RBI's gold loan norms welcome, but NBFC-bank parity is essential

It is essential to understand that the very purpose of the existence of NBFCs is to issue loans that banks, with their fragile capital structure, cannot issue

gold loan
If the new proposals are implemented, it will be difficult to extend fresh loans to borrowers in poor health automatically
Prasanna Tantri
5 min read Last Updated : Apr 21 2025 | 9:07 PM IST
The Reserve Bank of India (RBI) has issued draft guidelines on gold loans and sought comments. Given the overall size and speed of growth of gold loans (76 per cent growth in the last year), the regulator paying attention to this segment is welcome. In this article, I argue that while the RBI’s efforts to standardise loan terms and prevent evergreening are in the right direction, treating banks more favourably than non-banks is likely to be counterproductive. 
 
To appreciate the spirit of RBI guidelines, it is important to understand the profile of typical gold loan borrowers. These are likely to be new-to-credit, with little understanding of business, finance, or their rights under a contract.
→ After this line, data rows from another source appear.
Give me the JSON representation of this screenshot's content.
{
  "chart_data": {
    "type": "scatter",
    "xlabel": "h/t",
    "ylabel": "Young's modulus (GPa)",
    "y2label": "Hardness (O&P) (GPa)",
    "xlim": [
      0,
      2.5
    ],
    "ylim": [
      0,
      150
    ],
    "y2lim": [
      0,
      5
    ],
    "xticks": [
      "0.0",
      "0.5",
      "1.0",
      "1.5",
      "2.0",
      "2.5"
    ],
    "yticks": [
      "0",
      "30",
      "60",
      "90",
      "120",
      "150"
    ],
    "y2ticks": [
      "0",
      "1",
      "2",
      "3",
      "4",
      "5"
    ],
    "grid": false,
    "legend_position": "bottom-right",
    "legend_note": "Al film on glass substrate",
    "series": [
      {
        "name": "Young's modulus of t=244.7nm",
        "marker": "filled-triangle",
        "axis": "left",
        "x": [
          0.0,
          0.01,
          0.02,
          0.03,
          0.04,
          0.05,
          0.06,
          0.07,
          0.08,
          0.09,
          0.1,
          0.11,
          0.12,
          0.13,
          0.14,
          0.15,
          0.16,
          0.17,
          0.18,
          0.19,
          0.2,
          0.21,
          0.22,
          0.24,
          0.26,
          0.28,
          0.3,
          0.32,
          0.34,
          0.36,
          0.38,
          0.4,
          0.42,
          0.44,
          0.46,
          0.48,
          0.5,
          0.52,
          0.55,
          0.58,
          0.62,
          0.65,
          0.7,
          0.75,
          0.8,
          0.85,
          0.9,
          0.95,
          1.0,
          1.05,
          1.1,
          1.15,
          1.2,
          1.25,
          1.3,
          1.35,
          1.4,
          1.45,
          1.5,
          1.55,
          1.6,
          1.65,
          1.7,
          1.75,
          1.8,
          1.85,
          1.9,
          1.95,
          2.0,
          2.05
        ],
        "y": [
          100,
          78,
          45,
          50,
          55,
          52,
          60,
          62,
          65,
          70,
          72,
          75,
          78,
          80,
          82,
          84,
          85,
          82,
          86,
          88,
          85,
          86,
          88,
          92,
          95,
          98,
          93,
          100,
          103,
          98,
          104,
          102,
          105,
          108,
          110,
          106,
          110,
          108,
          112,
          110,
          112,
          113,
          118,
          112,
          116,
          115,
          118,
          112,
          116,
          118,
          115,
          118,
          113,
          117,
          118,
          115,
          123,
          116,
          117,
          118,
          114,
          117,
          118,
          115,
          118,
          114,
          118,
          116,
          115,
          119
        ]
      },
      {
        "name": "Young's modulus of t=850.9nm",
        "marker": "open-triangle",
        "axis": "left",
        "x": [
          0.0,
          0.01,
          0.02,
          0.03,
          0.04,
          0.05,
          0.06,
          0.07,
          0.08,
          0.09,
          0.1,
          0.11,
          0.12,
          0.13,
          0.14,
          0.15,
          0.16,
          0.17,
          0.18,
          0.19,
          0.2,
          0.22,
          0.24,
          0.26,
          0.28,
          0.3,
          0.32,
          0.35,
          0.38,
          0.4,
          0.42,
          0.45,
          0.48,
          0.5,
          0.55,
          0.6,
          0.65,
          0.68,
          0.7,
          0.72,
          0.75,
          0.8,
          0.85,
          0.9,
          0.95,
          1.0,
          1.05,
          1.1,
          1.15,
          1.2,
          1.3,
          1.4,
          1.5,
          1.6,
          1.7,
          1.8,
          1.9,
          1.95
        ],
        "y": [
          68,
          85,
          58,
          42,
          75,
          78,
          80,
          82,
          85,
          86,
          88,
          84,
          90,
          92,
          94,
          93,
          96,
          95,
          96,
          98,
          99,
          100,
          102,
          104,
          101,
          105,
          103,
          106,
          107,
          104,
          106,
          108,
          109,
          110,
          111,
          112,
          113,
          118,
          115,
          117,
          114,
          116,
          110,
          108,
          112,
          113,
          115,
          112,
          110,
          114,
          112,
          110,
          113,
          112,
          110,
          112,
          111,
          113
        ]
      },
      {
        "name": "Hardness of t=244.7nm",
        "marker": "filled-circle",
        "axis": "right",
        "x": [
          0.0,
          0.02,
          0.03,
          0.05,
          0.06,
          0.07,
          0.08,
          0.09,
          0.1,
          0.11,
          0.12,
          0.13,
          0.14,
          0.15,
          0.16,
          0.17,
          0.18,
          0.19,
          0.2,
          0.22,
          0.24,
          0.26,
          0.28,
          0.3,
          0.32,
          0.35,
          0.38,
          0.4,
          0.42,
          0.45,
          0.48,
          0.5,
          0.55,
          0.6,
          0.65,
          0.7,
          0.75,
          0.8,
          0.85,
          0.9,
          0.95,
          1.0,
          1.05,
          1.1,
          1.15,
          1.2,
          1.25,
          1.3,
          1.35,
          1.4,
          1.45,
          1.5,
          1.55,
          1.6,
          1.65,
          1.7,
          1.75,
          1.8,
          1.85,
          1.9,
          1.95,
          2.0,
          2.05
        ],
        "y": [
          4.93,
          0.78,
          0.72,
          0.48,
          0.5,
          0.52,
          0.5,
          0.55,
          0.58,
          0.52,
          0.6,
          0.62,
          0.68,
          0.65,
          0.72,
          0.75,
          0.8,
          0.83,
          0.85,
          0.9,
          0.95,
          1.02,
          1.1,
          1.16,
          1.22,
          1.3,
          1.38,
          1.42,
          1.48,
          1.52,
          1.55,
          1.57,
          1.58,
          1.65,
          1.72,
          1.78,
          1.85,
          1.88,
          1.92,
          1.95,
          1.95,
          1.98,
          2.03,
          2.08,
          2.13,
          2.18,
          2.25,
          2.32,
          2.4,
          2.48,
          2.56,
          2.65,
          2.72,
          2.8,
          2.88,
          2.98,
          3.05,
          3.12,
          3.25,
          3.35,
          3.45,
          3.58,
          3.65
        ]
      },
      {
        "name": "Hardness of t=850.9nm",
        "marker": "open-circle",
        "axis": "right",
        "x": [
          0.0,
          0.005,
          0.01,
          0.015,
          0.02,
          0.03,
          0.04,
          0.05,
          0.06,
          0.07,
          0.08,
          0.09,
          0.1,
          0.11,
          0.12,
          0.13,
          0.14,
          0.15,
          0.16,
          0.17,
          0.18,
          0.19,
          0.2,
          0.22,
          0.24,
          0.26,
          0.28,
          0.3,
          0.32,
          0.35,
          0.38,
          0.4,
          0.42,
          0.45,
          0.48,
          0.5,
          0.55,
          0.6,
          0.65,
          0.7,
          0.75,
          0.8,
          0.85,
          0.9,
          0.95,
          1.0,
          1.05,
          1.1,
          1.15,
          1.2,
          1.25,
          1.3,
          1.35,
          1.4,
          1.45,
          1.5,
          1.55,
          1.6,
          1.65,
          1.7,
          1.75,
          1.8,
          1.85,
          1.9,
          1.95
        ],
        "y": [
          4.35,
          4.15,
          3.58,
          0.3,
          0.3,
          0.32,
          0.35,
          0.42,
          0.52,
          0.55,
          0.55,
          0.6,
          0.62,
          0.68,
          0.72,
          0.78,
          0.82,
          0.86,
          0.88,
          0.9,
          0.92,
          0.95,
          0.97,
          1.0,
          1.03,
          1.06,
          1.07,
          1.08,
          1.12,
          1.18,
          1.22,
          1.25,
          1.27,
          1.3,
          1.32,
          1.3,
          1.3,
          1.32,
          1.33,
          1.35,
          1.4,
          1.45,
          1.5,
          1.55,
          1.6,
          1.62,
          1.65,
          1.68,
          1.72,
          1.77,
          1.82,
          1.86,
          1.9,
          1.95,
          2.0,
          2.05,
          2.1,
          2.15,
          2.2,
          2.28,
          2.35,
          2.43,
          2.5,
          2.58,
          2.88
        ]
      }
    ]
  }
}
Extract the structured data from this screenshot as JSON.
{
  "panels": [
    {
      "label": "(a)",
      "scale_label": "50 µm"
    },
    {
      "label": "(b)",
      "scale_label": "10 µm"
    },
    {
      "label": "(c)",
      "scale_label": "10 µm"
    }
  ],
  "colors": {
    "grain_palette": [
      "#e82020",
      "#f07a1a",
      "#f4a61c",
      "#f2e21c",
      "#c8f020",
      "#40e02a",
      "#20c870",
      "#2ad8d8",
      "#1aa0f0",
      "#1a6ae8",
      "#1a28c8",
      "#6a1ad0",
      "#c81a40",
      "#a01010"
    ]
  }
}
Such borrowers are vulnerable to manipulation by sophisticated lenders. In this regard, the first set of proposed measures that aim to standardise lending, valuation, storage, and auctioning are timely and relevant. For instance, a proposed regulation requires the lenders to return the gold held as security to the borrowers within a period of seven days after loan repayment. Another proposal in the same spirit requires the lender to pay a fine of ₹5,000 per day for any delay in returning gold.
 
The second set of proposals relates to safeguarding the health of lenders. One important proposal in this regard requires the lenders to renew loans or extend additional loans “only on the basis of a formal request from a borrower and based on a fresh credit appraisal.” The requirement of fresh appraisal is an important antidote to evergreening of loans — the practice of using proceeds from new loans to repay older loans that are on the verge of default. In a research paper titled “Identifying evergreening: Evidence using loan-level data” published in the Journal of Banking and Finance, I show that bank loan officers regularly issue new loans to cover up the likely default of existing loans issued by them. Eventually, the evergreened loans are nearly 30 per cent more likely to default than normal loans. I also find that the practice of evergreening is most rampant in gold loans.
 
If the new proposals are implemented, it will be difficult to extend fresh loans to borrowers in poor health automatically. Thus, the tendency to evergreen loans is likely to reduce. Given that the gold loan market is reaching a critical size — close to ₹10 trillion (ICRA estimates) this year — a sudden increase in defaults could cause systemic issues. Therefore, the proposal to curb evergreening is timely.
 
However, there is one proposal that, in my view, requires reconsideration. According to the draft guidelines, the total loan value should not exceed 75 per cent of the value of the gold for all loans issued by non-banking financial companies (NBFCs). However, for banks, this restriction applies only to consumption loans. Gold loans issued by banks for the purpose of income generation can exceed the above threshold.
 
There are two issues here. First, tracking the end use of funds is extremely hard. We know from the 2008-2015 Indian banking crisis that the central bank cannot monitor the end use of funds even when the borrower is a large corporation. Given this, it is unrealistic to assume that the regulator will be able to monitor the end use of small loans of gold loan borrowers. This will likely lead to large-scale misclassification of loans by banks, potentially triggering a future crisis.
 
The second issue relates to the regulators’ approach of imposing more stringent conditions on NBFCs than banks. A possible argument in favour of such an approach could be that banks have the strength to absorb more losses than NBFCs. This is not true. Banks have significantly lower levels of capital than NBFCs. More importantly, a large fraction of banks’ liability structure comprises savings and current deposits that can be demanded at any time and hence have the potential to cause a run. Finally, as we know from previous crisis episodes in India and abroad, it is also not true that banks lend more carefully than NBFCs when given lenient regulatory treatment.
 
It is essential to understand that the very purpose of the existence of NBFCs is to issue loans that banks, with their fragile capital structure, cannot issue. Lending to first-time and poor borrowers falls in this category. Banks neither have the expertise nor the risk appetite to lend to this category. Incentivising banks to lend directly to this category may end up increasing systemic risk rather than decreasing it. Higher default rates are usually followed by more stringent regulations and restrictions on lending. Thus, the differential treatment of banks eventually hurt access to credit for the poor.
 
It is not my case that NBFCs should not be regulated. However, imposing rules on them that are more stringent than banks defeats the very purpose of their existence. Finally, if the intention of the regulator is to promote cash flow-based lending, it is better to take it up separately and not mix it with gold loans. I hope that in the final version, the regulator will treat banks and NBFCs similarly with respect to gold loans. Overall, the guidelines are a step in the right direction.